There’s a desperate lack of ‘joined up’ thinking when it comes to providing facilities for the elderly and disabled.

Take the Amory Centre for example.

It’s fully accessible by wheelchair both at the front and back ( where’s there’s a long wheelchair friendly ramp). Inside there’s a special lift to enable wheelchair users to access the upper floors.

Amory Centre Car Park

The parking at the back is completely different:

  • There are no specific, wider spaces for wheelchair/disabled users (or at least none that I’ve seen);
  • The disabled (i.e. blue badge holders) have to pay parking charges;
  • The payment machine is at the bottom end of the car park and can’t be accessed from inside a car. This means that you either have to get out of your car at the bottom, pay the parking fee and then get back in the car to park, or you park first, have to go all the way to the car park entrance to pay and then all the way back to the top to get into the Amory Centre. Quite a trial for the disabled.

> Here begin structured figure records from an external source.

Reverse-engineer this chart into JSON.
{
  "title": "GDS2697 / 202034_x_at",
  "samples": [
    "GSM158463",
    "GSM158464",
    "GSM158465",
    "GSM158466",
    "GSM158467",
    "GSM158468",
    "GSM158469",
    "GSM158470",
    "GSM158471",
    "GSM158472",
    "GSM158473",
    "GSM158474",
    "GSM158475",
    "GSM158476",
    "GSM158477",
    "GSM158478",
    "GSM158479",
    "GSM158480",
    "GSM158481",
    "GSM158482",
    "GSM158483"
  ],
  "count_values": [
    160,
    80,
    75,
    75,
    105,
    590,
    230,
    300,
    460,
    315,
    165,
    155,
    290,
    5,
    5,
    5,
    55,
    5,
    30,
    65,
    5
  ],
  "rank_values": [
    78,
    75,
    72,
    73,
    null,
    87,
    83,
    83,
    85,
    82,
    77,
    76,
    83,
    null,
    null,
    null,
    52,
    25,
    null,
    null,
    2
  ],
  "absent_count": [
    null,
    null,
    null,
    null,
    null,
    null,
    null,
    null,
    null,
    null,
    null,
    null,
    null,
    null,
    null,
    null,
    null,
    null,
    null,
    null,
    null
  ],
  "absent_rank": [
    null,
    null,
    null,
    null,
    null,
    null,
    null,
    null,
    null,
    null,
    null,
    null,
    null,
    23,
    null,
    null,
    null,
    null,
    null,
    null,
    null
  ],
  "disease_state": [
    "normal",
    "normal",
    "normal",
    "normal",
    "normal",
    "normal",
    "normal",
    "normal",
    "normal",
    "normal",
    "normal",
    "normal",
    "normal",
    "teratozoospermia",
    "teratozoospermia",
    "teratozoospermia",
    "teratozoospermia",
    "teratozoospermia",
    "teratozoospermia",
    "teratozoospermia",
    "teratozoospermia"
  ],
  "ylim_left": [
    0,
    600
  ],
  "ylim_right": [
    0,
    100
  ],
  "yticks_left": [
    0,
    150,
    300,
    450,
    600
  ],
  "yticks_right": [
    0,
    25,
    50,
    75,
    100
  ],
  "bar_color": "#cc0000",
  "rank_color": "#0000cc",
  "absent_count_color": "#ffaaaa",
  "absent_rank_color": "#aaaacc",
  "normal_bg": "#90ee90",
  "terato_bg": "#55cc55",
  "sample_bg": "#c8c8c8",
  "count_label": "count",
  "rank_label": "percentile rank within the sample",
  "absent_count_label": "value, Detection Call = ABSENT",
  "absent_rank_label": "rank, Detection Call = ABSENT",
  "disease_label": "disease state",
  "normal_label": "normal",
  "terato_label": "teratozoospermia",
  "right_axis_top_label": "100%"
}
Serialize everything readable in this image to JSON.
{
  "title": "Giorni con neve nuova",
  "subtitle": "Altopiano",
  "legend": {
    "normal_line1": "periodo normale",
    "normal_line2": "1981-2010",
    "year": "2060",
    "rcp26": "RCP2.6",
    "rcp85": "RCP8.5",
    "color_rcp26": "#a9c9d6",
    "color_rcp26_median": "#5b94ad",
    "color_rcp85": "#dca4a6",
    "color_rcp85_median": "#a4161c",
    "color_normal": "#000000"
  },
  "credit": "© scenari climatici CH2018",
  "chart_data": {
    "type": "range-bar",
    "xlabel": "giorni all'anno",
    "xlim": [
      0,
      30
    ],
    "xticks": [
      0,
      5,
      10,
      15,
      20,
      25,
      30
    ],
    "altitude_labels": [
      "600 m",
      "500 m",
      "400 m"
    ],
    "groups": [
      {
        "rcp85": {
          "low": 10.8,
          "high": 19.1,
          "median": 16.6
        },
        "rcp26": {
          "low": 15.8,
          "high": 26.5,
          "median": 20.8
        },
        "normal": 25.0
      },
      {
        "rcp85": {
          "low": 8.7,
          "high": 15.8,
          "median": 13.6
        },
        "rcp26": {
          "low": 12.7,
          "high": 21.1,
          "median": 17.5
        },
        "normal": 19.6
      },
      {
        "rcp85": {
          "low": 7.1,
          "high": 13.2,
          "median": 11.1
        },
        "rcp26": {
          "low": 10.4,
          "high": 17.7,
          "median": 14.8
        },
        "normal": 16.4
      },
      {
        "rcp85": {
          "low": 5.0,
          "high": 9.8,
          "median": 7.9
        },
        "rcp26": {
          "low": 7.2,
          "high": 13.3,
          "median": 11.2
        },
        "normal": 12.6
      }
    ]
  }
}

It is possible to pay the parking charge by phone, however there are a number of issues with this (not all just affecting the disabled):

  • You have to have a mobile phone in the first place – incredible though it may seem not everyone does!
  • You have to have mobile phone coverage – this is very patchy in South Molton at the best of times;
  • You’ll have to know the code of the car park and how to use the service – this means getting out of your car and reading the instructions!
  • Despite being perfectly capable of driving, people with certain types of disability might have difficulty using mobile phones for such a fiddly task. People with arthritis for example, or those with Parkinson’s.

Not at all well thought out and very unfriendly for disabled users.